Don’t Republicans realize — or care — that suppressing the votes of people of color and the young, who tend to vote Democratic, also puts restraints on their own base voters as well?
For those fearing for Georgia’s dawning blue future, though — don’t. Instead, remember the new brand of Georgians. Social media is jammed with them. Young people and grass-roots groups are out protesting at the state Capitol. Add to that legions of energized folks such as Gloria Jenkins of East Point, Ga. She and other senior citizens call the governor, lieutenant governor and House speaker every weekday between 10 a.m. and noon to register their disdain.
“We’re not going back,” said Jenkins, who chairs the Georgia Democratic Party’s senior caucus and decades ago took part in sit-ins at lunch counters in Greensboro, N.C.

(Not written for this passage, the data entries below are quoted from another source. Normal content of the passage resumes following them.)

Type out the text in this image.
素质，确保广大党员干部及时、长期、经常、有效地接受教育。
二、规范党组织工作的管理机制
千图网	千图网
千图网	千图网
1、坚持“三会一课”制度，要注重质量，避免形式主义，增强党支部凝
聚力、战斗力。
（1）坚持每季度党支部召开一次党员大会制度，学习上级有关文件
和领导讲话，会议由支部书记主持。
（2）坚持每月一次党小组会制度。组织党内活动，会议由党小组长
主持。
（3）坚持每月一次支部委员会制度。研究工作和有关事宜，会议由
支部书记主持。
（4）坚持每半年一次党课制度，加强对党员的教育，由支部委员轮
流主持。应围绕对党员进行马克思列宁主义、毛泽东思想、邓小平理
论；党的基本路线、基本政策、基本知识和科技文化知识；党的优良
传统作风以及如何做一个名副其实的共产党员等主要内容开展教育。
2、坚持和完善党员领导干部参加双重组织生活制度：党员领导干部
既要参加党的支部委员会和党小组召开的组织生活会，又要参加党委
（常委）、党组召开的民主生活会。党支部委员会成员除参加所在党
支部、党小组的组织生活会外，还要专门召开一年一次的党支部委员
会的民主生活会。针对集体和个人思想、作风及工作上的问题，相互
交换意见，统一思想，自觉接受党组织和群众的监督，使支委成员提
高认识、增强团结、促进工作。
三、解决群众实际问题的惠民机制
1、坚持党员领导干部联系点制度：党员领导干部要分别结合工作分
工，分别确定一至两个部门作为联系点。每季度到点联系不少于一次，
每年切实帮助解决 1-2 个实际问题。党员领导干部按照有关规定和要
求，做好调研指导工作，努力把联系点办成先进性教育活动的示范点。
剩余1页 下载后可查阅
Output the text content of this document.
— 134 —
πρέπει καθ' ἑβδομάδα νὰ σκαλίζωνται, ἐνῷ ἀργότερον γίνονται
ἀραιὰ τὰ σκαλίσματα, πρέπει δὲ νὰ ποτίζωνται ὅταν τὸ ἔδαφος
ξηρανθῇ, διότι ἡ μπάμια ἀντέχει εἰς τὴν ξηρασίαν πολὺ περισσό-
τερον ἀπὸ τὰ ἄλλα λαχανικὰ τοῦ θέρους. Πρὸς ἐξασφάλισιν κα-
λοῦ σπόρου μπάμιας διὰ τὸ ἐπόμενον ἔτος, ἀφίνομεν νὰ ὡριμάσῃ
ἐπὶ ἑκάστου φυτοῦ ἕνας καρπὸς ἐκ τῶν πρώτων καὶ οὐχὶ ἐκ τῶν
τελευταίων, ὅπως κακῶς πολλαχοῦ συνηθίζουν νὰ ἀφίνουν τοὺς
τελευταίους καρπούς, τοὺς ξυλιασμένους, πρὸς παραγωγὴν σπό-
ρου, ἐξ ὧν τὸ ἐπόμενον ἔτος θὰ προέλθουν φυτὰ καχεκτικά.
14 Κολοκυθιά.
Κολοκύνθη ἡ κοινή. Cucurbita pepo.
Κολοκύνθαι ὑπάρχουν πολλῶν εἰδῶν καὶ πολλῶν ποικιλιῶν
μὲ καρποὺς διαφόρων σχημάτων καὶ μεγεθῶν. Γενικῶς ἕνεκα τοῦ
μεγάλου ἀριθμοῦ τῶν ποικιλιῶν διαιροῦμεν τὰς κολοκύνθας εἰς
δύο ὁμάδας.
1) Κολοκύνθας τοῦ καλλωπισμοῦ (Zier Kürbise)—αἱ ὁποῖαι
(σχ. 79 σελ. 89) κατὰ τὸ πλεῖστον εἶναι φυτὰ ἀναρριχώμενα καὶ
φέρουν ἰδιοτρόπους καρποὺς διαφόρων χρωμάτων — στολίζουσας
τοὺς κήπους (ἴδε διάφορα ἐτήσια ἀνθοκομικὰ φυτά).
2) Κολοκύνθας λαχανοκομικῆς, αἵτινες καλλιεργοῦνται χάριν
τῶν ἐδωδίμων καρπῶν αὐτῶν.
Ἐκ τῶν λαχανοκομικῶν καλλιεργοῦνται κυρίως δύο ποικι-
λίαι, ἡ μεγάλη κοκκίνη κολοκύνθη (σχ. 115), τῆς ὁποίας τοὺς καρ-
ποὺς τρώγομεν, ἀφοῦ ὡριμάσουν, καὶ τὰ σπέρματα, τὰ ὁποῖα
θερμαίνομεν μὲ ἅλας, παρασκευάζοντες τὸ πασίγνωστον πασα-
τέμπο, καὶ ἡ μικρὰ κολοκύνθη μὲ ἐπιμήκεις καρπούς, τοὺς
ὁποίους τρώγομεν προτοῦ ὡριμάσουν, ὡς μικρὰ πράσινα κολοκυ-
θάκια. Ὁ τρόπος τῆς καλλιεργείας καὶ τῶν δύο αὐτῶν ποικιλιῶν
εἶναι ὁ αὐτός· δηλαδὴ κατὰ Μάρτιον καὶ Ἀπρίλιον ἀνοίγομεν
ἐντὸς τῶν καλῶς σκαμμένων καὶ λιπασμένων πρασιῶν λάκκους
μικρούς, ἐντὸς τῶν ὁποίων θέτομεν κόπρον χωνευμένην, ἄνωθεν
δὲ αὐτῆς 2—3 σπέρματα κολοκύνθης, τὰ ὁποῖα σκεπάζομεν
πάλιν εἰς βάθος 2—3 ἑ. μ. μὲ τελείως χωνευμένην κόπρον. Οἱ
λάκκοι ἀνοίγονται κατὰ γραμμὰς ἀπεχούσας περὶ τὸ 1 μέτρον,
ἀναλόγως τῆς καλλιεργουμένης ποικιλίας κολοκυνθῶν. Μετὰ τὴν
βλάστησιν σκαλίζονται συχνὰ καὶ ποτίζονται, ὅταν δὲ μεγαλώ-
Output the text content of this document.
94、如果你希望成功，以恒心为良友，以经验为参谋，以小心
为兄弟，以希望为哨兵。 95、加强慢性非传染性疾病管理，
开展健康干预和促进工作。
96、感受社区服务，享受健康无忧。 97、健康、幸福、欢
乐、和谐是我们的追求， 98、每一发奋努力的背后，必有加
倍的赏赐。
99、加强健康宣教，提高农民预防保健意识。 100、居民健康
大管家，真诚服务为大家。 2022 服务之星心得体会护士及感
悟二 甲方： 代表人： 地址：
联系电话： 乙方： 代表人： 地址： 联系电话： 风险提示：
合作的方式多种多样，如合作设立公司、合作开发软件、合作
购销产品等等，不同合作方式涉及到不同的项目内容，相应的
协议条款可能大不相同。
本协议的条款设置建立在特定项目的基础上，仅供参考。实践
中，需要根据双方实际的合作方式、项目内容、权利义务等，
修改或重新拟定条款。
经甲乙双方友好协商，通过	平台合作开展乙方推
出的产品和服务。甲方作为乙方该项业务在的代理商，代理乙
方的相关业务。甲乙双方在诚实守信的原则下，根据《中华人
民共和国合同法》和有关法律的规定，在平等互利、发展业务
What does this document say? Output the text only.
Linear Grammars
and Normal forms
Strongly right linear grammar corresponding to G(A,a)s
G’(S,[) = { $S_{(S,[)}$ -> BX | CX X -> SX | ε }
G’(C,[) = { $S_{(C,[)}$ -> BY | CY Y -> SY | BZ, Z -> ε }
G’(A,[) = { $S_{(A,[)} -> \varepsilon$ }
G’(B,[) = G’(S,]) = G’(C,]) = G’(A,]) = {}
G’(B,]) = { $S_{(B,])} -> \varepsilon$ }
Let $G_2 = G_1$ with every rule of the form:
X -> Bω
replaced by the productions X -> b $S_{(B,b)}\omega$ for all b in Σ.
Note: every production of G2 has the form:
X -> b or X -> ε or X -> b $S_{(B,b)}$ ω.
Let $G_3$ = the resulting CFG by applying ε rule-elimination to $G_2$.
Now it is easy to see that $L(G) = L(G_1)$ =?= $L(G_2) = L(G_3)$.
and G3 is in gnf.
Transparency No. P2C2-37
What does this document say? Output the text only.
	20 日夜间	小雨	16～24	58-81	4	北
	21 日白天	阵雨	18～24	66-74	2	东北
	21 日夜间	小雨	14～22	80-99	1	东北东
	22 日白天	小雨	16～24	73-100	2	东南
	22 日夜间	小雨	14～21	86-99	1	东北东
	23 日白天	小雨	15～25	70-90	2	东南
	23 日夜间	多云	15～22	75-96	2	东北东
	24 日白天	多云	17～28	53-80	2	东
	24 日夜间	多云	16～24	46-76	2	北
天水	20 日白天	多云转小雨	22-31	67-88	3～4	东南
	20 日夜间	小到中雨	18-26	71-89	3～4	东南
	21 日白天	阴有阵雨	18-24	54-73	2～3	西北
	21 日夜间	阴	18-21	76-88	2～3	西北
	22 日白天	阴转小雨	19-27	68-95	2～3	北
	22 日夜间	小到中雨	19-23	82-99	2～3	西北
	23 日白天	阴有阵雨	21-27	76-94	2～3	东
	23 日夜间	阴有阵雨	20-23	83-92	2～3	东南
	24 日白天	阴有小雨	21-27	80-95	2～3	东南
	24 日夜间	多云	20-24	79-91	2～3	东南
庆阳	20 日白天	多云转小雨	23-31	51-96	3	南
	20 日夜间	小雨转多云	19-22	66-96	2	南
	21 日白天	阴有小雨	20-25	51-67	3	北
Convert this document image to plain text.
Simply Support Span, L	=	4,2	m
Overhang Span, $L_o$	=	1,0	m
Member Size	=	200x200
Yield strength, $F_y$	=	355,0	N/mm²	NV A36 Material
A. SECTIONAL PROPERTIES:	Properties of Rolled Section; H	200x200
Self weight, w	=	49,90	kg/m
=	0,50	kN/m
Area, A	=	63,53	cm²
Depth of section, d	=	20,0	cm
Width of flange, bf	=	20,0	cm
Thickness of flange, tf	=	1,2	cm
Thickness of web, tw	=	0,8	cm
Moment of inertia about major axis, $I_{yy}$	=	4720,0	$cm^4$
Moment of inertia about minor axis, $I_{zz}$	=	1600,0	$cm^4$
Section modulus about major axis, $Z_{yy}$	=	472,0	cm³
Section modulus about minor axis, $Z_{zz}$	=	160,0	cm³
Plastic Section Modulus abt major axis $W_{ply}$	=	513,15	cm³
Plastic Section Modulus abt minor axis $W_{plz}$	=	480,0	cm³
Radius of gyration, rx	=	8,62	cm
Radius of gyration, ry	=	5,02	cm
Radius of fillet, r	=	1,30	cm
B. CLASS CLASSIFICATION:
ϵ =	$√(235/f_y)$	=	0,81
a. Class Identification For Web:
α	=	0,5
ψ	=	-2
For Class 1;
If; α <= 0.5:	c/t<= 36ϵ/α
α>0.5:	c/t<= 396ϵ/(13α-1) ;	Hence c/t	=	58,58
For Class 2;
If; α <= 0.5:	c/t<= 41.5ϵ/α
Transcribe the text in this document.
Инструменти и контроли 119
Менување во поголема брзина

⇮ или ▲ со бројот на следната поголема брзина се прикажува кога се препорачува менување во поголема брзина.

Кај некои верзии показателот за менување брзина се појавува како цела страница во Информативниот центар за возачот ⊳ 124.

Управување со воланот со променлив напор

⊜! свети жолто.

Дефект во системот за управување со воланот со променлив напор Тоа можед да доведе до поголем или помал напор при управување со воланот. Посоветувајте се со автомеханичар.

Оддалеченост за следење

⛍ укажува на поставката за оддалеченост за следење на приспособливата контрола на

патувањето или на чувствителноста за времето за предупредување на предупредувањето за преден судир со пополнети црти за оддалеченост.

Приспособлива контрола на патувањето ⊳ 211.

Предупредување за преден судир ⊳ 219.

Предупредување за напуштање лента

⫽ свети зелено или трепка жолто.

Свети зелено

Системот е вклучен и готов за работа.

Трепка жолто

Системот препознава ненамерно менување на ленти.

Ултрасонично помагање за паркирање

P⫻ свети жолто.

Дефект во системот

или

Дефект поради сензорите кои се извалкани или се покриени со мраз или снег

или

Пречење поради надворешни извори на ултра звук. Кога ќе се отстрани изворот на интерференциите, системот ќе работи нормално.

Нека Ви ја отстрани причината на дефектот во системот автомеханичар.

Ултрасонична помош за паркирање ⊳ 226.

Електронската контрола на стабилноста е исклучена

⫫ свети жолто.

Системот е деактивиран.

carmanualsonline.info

Other lawmakers are being bombarded with phone calls and emails, too. One veteran lawmaker said that the voting measures are the most hell she has dealt with in her 28 years in the legislature. Democrats are holding town hall meetings via Zoom to explain what’s going on and what people can do. Stacey Abrams and her group Fair Fight Action have launched a million-dollar ad campaign alerting Georgians to the dangers these voting bills pose.
Defeating these bills might be a long shot in a state with a Republican governor and lieutenant governor and a GOP-led legislature. Georgia’s voting-rights battle may well end up in the courts.
But whatever happens, Georgians — the same ones who helped send two Democratic senators to Congress in January — are in this fight for the long haul. It’s not just about voting. There’s a deeper message about who has the right to shape the future of our state. Closing the door on some may not be as overt as billy clubs and fire hoses, but it’s there. And so, too, is the fight — whether it’s on the phone at home, in the streets or in the courts.
Or, as Gloria Jenkins put it, Georgians aren’t going back.